MORGANTOWN, W.Va. – It’s a sad day for Mountaineer Nation.
The Washington Post reported earlier today that former WVU linebacker Robert Lee “Sam” Huff had passed away at the age of 87 in a Winchester, Va. hospital. Over the course of almost nine decades of life, the West Virginia native became synonymous with rugged football of the past. He hailed from a coal family in Farmington and was recruited to WVU in an effort to escape the coal mining life. With this invitation to attend the university, Huff became the first member of his family to do so.
He played four seasons in Morgantown, at guard and tackle, before embarking on a fruitful 13-year NFL career. In his time under head coach Art Lewis, Huff registered 38 games played, during which time the team went 31-7 and Huff notched a touchdown (1955 against Wake Forest) and an interception (1954 against Virginia). While playing on the line for Lewis, he also balanced a catcher position on the WVU baseball team as well. His skills as a catcher even caught the eye of the Cleveland Indians, but Huff opted for football.
His legacy at WVU also includes the football team’s first major post-season appearance in the 1954 Sugar Bowl, All-American honors, and trips to the North-South Game, the Senior Bowl, and the College Football All-Star Game. He was inducted into the WVU Sports Hall of Fame in 1991 and became only the second Mountaineer football player to have his jersey enshrined, when his No. 75 was retired in 2005.

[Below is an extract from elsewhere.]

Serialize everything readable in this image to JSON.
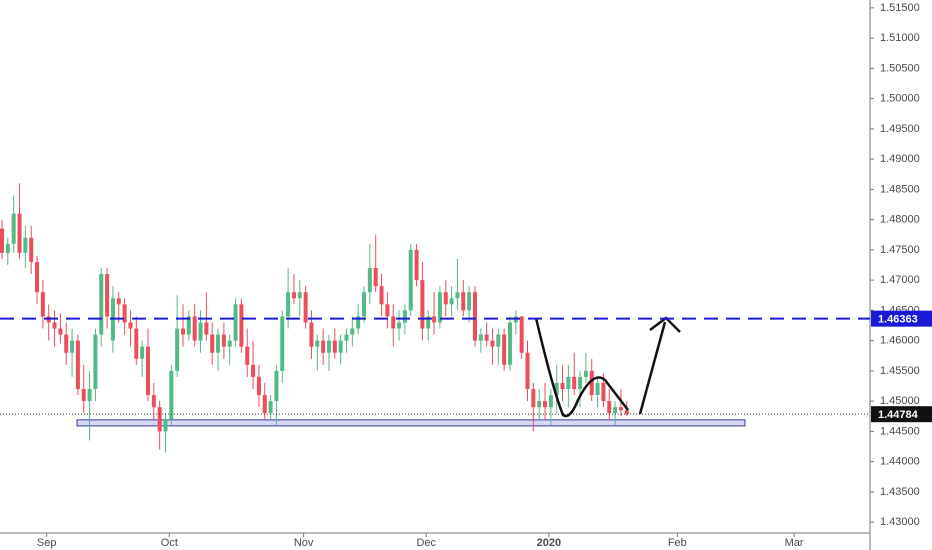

It was no surprise to West Virginia fans when Huff was selected in the 1956 NFL Draft; he went in the third round to the New York Giants and was immediately put to work. When the Giants found themselves in the 1956 NFL Championship Game, Huff became the first rookie middle linebacker to start in an NFL championship. The Giants won the game 47-7 over the Chicago Bears and earned Huff a national championship. Huff saw two additional NFL Championship berths, including “The Greatest Game Ever Played” in 1958, and was rapidly gaining popularity amongst pop culture. He graced the front cover of TIME Magazine in 1959 after the NFL named him the league’s top linebacker, and his life was made into a 1960 television special titled, “The Violent World of Sam Huff,” which was narrated by the great Walter Cronkite.
He played eight seasons with the Giants, during which time he became a 5x Pro Bowler, and proceeded to spend five additional seasons with the Washington Redskins. When Huff joined Washington in 1964, the team’s defense ranked second in the NFL the following season.
After an ankle injury sustained during 1967, Huff retired from football. Upon pro great Vince Lombardi’s hiring as Washington’s head coach, he convinced a fully-retired Huff to join him for one last go-round. What resulted was the team’s best record since 1955: 7-5-2. When he finally formally retired, Huff had amassed 30 interceptions, 17 fumble recoveries, and two touchdowns in 168 NFL appearances.
He was enshrined in Canton in 1982 and in the College Football Hall of Fame two years prior. In 1999, he capped off the trifecta with an induction into the National High School Hall of Fame. Both of his professional teams selected him to live forever in their franchise success ceremonies: Ring of Honor (New York) and Ring of Fame (Washington). In 2016, he was also admitted into the Mountaineer Legends Society by WVU Athletics.
In 2013, he was diagnosed with dementia after his broadcasting career with Washington became fraught with mixed up names and omitted game minutiae. In June 2013, he retired from color commentary after 38 years with the same team that gave him such NFL success in his playing days.
He is survived by his partner of more than 30 years, Holden, two children from his previous marriage, Catherine Huff Myers and Joseph D. Huff, three grandchildren, and a great-grandson.